Sakamoto Shinjiro, Matsueda Satoko, Takamori Shinzo, Toh Uhi, Noguchi Masanori, Yutani Shigeru, Yamada Akira, Shichijo Shigeki, Yamada Teppei, Suekane Shigetaka, Kawano Kouichiro, Naitou Masayasu, Sasada Tetsuro, Hattori Noboru, Kohno Nobuoki, Itoh Kyogo
Research Center for Innovative Cancer Therapy, Kurume University, Kurume, Japan.
Cancer Vaccine Center, Kurume University, Kurume, Japan.
Cancer Sci. 2017 Apr;108(4):598-603. doi: 10.1111/cas.13189. Epub 2017 Apr 21.

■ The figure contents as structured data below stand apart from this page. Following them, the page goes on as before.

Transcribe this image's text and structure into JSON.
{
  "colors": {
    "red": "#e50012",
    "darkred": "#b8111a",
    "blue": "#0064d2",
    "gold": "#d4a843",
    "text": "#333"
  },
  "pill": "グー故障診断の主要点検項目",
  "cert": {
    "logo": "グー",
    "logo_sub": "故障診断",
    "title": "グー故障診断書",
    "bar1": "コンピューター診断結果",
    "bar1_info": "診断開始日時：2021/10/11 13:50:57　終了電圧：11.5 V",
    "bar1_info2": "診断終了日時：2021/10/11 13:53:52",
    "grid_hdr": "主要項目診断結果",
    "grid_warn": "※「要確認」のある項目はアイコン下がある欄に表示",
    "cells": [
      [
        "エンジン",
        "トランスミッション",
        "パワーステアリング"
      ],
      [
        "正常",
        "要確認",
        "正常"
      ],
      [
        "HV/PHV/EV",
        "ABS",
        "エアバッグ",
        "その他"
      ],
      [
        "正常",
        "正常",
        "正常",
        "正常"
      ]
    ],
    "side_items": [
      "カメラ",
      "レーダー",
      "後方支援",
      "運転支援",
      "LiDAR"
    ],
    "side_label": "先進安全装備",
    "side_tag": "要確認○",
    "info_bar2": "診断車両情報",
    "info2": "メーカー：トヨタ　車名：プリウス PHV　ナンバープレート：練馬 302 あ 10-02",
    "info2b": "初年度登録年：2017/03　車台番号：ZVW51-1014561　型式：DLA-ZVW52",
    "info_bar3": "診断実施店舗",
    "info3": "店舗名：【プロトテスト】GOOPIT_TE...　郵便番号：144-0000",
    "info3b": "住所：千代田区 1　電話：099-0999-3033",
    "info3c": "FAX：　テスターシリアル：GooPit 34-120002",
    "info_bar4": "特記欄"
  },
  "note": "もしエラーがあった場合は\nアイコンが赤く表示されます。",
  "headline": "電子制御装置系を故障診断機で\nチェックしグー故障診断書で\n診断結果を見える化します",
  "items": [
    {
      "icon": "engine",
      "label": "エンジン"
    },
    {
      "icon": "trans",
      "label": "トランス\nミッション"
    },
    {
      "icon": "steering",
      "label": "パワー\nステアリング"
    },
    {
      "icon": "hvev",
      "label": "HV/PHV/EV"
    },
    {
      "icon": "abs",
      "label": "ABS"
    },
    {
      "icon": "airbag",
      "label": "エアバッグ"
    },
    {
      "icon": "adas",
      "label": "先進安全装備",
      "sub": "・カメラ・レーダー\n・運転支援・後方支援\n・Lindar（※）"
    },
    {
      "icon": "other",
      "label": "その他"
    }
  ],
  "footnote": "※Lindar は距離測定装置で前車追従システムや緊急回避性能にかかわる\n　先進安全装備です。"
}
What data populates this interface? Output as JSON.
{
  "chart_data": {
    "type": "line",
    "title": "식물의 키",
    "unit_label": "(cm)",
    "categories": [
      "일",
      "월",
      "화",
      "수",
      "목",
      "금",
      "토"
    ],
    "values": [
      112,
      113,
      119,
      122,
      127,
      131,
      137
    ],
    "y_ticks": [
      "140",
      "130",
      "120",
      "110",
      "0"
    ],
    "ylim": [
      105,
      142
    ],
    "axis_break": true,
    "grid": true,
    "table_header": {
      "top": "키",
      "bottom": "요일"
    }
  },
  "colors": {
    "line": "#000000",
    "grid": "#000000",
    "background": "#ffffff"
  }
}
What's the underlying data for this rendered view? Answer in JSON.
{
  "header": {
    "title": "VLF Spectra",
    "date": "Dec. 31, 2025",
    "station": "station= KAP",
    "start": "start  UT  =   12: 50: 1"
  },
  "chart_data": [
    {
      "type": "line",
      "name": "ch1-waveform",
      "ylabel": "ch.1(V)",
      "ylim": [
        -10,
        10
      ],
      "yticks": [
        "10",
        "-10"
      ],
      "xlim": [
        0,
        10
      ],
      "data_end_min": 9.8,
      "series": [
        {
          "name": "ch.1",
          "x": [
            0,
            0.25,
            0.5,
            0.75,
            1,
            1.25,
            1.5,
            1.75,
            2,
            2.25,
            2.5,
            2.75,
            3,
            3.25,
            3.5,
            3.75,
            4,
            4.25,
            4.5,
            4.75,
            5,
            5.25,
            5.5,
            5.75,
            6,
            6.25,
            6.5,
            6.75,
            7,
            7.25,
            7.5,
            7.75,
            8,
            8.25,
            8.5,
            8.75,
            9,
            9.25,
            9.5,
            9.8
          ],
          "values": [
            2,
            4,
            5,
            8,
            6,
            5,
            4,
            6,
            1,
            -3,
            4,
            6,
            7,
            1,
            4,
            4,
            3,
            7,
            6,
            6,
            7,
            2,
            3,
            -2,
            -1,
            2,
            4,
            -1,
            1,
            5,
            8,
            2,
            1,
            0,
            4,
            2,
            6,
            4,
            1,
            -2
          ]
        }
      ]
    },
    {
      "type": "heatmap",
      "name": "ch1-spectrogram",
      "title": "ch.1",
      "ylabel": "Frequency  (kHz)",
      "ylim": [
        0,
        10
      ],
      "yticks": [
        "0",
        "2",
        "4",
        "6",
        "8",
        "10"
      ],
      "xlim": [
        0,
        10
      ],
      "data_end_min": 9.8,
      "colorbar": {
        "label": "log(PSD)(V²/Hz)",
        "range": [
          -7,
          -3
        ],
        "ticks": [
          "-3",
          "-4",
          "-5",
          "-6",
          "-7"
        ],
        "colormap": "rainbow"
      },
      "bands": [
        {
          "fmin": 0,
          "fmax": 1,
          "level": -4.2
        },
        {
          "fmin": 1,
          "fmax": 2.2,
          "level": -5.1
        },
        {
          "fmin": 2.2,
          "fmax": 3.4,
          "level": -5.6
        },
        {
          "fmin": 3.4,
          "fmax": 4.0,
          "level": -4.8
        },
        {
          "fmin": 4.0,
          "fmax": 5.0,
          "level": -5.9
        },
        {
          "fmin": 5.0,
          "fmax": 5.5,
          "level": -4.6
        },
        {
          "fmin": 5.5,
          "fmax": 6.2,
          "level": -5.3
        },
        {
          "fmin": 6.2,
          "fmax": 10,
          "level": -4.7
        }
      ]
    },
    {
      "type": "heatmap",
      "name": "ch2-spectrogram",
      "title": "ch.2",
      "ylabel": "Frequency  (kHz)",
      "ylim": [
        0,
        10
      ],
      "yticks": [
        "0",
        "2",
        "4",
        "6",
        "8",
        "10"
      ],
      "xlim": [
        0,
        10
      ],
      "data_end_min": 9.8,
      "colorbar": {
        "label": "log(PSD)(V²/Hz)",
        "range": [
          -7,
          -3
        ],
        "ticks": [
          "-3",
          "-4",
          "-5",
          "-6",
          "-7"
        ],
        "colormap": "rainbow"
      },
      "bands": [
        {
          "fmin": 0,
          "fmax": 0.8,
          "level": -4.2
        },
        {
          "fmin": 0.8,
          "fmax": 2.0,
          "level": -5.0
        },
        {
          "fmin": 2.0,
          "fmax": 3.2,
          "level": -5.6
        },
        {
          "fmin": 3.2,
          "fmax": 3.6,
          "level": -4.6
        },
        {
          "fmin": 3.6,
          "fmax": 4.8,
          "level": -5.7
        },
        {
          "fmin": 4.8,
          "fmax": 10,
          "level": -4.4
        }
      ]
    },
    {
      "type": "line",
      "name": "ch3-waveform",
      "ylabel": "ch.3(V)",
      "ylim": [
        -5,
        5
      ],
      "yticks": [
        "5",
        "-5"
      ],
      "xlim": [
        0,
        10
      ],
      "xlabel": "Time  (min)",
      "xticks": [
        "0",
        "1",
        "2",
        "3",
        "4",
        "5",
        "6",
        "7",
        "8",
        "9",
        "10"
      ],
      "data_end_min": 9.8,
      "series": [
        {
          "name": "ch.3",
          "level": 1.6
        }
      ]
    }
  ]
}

The HLA-A11 or -A33 allele is found in approximately 18% or 10% of the Asian population, respectively, but each of which is a minor allele worldwide, and therefore no clinical trials were previously conducted. To develop a therapeutic peptide vaccine for each of them, we investigated immunological responses of advanced cancer patients with the HLA-A11 /A11 (n = 18) or -A33 /A33 (n = 13) allele to personalized peptide vaccine (PPV) regimens. The primary sites of HLA-A11+/A11+ or -A33+/A33+ patients were the colon (n = 4 or 2), stomach (2 or 3), breast (3 or 2), lung and pancreas (2 or 2), and so on. For PPV, a maximum of four peptides were selected from nine different peptides capable of binding to HLA-A11 and -A33 molecules based on the pre-existing peptide-specific IgG responses. There were no severe adverse events related to PPV. At the end of the first cycle, peptide-specific CTL responses were augmented in 4/12 or 2/9 of HLA-A11 /A11 or -A33 /A33 patients, while peptide-specific IgG responses were augmented in 6/14 or 4/10 patients, respectively. Clinical responses consisted of four stable diseases and 14 progressive diseases in HLA-A11 /A11 patients, versus seven and six in -A33 /A33 patients, respectively. Further clinical study of PPV could be recommended because of the safety and positive immunological responses.
HLA - A11或 - A33等位基因分别在约18%或10%的亚洲人群中被发现,但在全球范围内它们均为次要等位基因,因此此前未进行过临床试验。为针对它们各自研发一种治疗性肽疫苗,我们研究了HLA - A11 /A11(n = 18)或 - A33 /A33(n = 13)等位基因的晚期癌症患者对个性化肽疫苗(PPV)方案的免疫反应。HLA - A11 +/A11 +或 - A33 +/A33 +患者的主要发病部位为结肠(n = 4或2)、胃(2或3)、乳腺(3或2)、肺和胰腺(2或2)等。对于PPV,基于预先存在的肽特异性IgG反应,从九种能够与HLA - A11和 - A33分子结合的不同肽中最多选择四种肽。未发生与PPV相关的严重不良事件。在第一个周期结束时,HLA - A11 /A11或 - A33 /A33患者中分别有4/12或2/9的患者肽特异性CTL反应增强,而分别有6/14或4/10的患者肽特异性IgG反应增强。HLA - A11 /A11患者的临床反应包括4例病情稳定和14例病情进展,而 - A33 /A33患者分别为7例和6例。鉴于其安全性和积极的免疫反应,可推荐对PPV进行进一步的临床研究。